Concerns over escalation control and directly confronting the United States, as well as some divergent political interests, have tempered the pace and scope of these relationships. The leaders, though, are likely to continue to look for opportunities to collaborate, especially in areas in which there are mutual advantages and they lack other ways of achieving their aims toward or resisting the United States alone.

 Russia has been a catalyst for the evolving ties, especially as it grows more reliant on other countries for its objectives and requirements including in but not limited to Ukraine. 

Moscow has strengthened its military cooperation with other states, especially Pyongyang and Tehran. Russia also has expanded its trade and financial ties, particularly with China and Iran, to mitigate the impact of sanctions and export controls.

 ·         The PRC is providing economic and security assistance to Russia’s war in Ukraine through support to Moscow’s defense industrial base, including by providing dual-use material and components for

weapons. China’s support has improved Russia’s ability to overcome material losses in the war and launch strikes into Ukraine. Trade between China and Russia has been increasing since the start of the war in Ukraine, helping Moscow to withstand U.S. sanctions.

 ·         Iran has become a key military supplier to Russia, especially of UAVs, and in exchange, Moscow has offered Tehran military and technical support to advance Iranian weapons, intelligence, and cyber capabilities.

·         North Korea has sent munitions, missiles, and thousands of combat troops to Russia to support the latter’s war against Ukraine, justified as fulfilling commitments made in the Treaty on Comprehensive Strategic Partnership that Pyongyang and Moscow announced in June 2024.

 Cooperation between China and Russia has the greatest potential to pose enduring risks to U.S. interests. Their leaders probably believe they are more capable of countering perceived U.S. aggression together than alone, given a shared belief that the United States is seeking to constrain each adversary.

·         For at least a decade, Beijing and Moscow have used high-profile, combined military activities primarily to signal the strength of the China–Russia defense ties. This relationship has deepened during the Russia-Ukraine war, with China providing Russia dual-use equipment and weapons components to sustain combat operations.

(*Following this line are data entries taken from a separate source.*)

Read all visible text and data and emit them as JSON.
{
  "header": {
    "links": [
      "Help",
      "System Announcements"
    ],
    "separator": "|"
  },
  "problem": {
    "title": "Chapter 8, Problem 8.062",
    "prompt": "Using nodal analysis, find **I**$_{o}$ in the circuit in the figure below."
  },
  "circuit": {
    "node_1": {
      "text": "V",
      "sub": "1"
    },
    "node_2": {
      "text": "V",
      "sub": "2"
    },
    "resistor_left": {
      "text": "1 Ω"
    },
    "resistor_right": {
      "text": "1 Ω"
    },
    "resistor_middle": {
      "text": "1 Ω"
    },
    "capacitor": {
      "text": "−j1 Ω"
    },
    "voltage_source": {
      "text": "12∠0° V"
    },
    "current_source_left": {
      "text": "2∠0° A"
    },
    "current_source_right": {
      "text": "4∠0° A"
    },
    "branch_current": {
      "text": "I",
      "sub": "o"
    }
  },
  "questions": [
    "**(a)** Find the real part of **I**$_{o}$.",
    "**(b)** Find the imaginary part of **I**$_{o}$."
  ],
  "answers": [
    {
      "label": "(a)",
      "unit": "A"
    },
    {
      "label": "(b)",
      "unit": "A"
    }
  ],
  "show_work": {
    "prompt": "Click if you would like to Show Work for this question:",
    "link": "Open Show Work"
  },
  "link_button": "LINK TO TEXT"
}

 ·         Russia has increased its oil and liquefied natural gas (LNG) exports to China in an effort to maintain revenues in the face of sanctions by Western states.

 ·         China is using its increased cooperation with Russia to attain a stronger presence in the Arctic and legitimize its influence there. One area of cooperation is China’s production of icebreaker ships that enable safe passage through Arctic waters.

 ·         The two countries probably will expand combined bomber patrols and naval operations in the Arctic theater to signal their cooperation and make it more concrete. In November, they also agreed to expand their cooperation on developing the NSR for its economic potential and as an alternative to Western dominated routes.